We departed Cedar Breaks National Monument around 3:30pm on Tuesday, September 13 for the hour and a half drive back to Zion National Park. As we traveled south on I-15, an immense thunderstorm system blew east to west across the interstate. Thunder, lightening, winds strong enough to knock over a semi, and torrents of rain caused us to slow to a near standstill. There was even some flash flooding. It was a genuinely frightening driving experience. But finally we passed out of the storm and continued on our way under relatively dry conditions.
We stopped for gas in La Verkin, Utah. To the north, the skies were still black and thundery. It was likely not a good moment to be in the Virgin River Narrows or other slot canyons in Zion. Afterward, we went to a market in La Verkin and got some fresh greens, avocado, asparagus, and steaks to have for dinner.
We arrived back at our campsite at about 6. Our tent had blown over, but otherwise there was little evidence of the storm. We righted the tent and started our evening’s campfire.
We relaxed in camp with some boxed wine while we watched the clouds clear above the Watchman.
Our neighbors in the campsite to the north of ours were from Australia. The wife had been born and raised in Minnesota, but they were raising their son in Australia, which accounted for the accent that Sean and I had been wondering about. The little boy was delighted by squirrels and chipmunks, which they did not have at home. He had a little chipmunk puppet that he carried everywhere while they were in the campground.
After meeting our human neighbors, we met our ungulate neighbors in the form of a female Mule Deer and her twins who were gracious enough to stand picturesquely for photos in front of the Watchman. Such civility!
The deer were utterly unconcerned with our presence, much like the Whitetail Deer had been at Shenandoah National Park back in July. The mother and one of the twins were quite calm and focused on having their evening meal. The other twin was rambunctious and appeared to be running and jumping and bouncing around for nothing more than the sheer fun of it. This was a deer that apparently delighted simply in being alive.
After the deer passed by, we spotted a little Red-Spotted Toad near the campfire ring. In fact, the little toad kept insisting on trying to get into the campfire ring. In order that it not get cooked up along with our steaks, I gently picked it up and placed it outside our campsite.
By 7:30, the clouds had completely departed, giving us our evening’s blaze of sunset on the Watchman.
We grilled up our steaks and asparagus and had a hearty campground supper as twilight deepened.

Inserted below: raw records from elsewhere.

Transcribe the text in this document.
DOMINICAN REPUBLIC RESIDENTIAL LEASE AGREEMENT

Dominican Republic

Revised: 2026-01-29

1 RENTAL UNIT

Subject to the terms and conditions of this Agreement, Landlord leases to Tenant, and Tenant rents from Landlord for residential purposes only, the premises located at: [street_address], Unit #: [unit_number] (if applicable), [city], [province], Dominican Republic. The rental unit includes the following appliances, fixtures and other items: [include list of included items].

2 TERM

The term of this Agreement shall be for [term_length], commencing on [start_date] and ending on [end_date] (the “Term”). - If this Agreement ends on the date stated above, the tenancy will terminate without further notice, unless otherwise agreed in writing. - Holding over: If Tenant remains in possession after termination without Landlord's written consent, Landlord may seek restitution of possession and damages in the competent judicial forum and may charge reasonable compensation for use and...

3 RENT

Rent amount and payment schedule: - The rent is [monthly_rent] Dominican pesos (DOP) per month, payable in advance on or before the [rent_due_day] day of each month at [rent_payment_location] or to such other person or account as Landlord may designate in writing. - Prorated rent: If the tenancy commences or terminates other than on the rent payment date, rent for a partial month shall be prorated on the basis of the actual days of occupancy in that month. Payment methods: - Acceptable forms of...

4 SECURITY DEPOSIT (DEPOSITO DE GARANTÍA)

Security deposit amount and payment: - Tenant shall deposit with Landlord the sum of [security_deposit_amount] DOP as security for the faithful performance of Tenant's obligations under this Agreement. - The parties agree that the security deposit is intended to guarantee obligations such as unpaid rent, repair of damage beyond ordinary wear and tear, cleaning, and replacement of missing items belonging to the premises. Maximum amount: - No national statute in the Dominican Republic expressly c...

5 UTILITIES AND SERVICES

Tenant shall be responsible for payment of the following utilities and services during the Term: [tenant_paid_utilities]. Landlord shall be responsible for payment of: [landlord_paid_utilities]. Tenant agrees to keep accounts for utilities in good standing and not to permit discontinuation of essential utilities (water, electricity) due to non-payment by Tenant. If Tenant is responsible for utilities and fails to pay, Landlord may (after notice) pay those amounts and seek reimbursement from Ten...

After we ate, we quickly washed the dishes before walking over to the campground amphitheater. The evening’s ranger talk was on arches in Zion National Park. Ranger Mike presented and explained the difference between arches (a span without running water beneath it) and bridges (a span with running water beneath it). He explained the the Great Arch of Zion was a blind arch because it was not yet a free-standing span. He spoke of, and showed in photos, the many hidden arches of Zion. Most of these were high up on the walls of the canyon and were camouflaged or invisible from the canyon floor. Throughout the rest of our time in Zion, we would be spotting and identifying blind arches, arches, and natural bridges. It was a great example of learning in the classroom of the National Parks.
On our way back to our campsite, while crossing a dark stretch of the campground, we were struck by the beauty of the moon and clouds against the silhouette of the canyon’s formations. While we gazed at that, and at the stars and planets becoming more and more visible, we realized we weren’t alone. Our deer family had wandered down and were browsing quite close to us in the darkness.
Back behind us, the West Temple glowed in the moonlight. The entire nighttime effect in Watchman Campground was magical. We were falling hard for Zion National Park without really having seen much of it.
Back in camp, we lingered late by the campfire, gazing out at the Watchman and at the moon. It was bright enough to read by merely the moonlight. The logs that formed the border (of both our campsite and the entire campground) between us and the literal wilderness beyond glowed with the invitation to step easily between the two worlds.
Next morning dawned absolutely cloudless, and our old friend the Watchman was there to bid us good morning.
We had our breakfast and prepped our packs for a full day of adventure in the heart of Zion Canyon.